“The bathroom attendant,” Alaina mentions as we pass the restroom. “Ms. Ruth. Twenty years at the Bellevue. She keeps phone chargers and cab fare in the attendant closet. For emergencies.”
Twenty years. Ms. Ruth has been here twenty years, keeping emergency supplies for women who might need to run.
How many times has that closet been needed?
My paralegal brain is cataloging without meaning to.
Patricia Joyce—lost daughter, domestic violence, ex walked. Maria Santos—Deputy DA, emergency injunctions, after-hours availability. Judge Patterson—Saturday dockets.
It’s a witness list. A resource document. The kind of file I’d build for a client.
Except I’m the client. And these women are preparing my case before I even know I need one.
“Alaina.” My voice comes out wrong. Too quiet. “What is this?”
She doesn’t answer directly. Just guides me toward a quieter corner, away from the crowd.
“Did you know,” she says, “that Marcus holds these fundraisers monthly? Always here. Always the same crowd.” Her voice drops to barely audible. “The dresses are always beautiful. The women wearing them are always so young.”
Monthly fundraisers. Beautiful dresses. Young women.
The joke I might have made five minutes ago is gone. Dead. Rotting in my throat.
“What happened to them?” I whisper. “The other women?”
“Some transfer to DC. Some take jobs out of state.
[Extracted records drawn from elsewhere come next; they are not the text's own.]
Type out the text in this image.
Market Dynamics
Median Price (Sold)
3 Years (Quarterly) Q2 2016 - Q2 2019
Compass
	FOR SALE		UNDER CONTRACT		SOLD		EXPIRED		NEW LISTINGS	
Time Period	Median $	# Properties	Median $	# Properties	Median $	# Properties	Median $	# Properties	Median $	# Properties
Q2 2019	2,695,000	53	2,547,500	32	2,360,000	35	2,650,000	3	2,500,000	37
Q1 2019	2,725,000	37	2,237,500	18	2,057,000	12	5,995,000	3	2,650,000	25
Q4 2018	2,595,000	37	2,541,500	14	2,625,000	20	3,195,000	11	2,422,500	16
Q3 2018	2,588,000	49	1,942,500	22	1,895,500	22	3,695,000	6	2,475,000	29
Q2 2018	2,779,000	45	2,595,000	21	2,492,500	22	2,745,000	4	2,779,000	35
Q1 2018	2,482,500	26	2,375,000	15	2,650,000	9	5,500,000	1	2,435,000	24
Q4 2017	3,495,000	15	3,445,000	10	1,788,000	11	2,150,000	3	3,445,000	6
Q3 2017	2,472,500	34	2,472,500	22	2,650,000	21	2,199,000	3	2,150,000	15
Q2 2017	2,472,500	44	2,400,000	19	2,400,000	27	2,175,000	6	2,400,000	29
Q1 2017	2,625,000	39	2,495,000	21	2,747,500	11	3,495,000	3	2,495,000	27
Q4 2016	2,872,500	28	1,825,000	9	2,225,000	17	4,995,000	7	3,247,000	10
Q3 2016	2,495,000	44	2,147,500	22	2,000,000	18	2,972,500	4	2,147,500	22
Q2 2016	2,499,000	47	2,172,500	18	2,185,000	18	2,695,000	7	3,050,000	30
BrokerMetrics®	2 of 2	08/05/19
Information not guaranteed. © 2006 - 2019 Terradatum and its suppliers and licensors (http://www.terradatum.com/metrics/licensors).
Some just...” She takes a long drink of her whiskey. “Disappear from the scene.”
But her tone says something different. Says they didn’t transfer or move or disappear voluntarily.
“How many?”
“I stopped counting after the third confirmed. There may be more.” She pauses. “There are probably more. Women who weren’t connected. Weren’t in our circles. Women we didn’t know to count.”
Thethird.
“If you know—” My voice comes out smaller than I want. “If you’ve been watching—why didn’t anyone?—”
“Prove it?” Alaina’s smile is bitter. Exhausted. The smile of a woman who’s been fighting a war no one else can see. “With what evidence? Young women who conveniently accept promotions in other cities? Families who are told their daughters simply moved on? Police reports that never get filed because the girl’s phone pinged in Virginia a week after she disappeared?”
“But you’re the Speaker of the House. You have power?—”
“I have power.” She says it like a diagnosis. Like a disease. “I have power in a system that was built to protect men like Marcus. You know how many people decide bail, warrants, and motions on Monday mornings? How many city contracts flow through his office now that he’s Controller? How many developers need his audits to come back clean?”
I look around the Grand Ballroom. At the crystal chandeliers and the five-thousand-dollar plates. At the ward leaders who deliver votes. At the judges who sign Marcus’s warrants and the council members who approve his budgets.
“It’s not just Marcus,” I say slowly. The realization settling into my bones like ice. “It’s not just Dom.”
“It’s Philadelphia.” She says it like a eulogy. “We’ve been trading women for power since the city was founded. Marcus is just the one who’s sloppy about it.”
“Sloppy?”
“He keeps trophies. Builds narratives. Can’t help himself.” Her eyes drift across the room to an older man—Main Line polish, Palm Beach tan. “His father was more careful. His grandfather knew how to be invisible.”
His father. His grandfather.
Three generations of men who learned that money and connections can make anything disappear. Including women.
“That man,” I glance in the direction of the man with the tan. “Who is he?”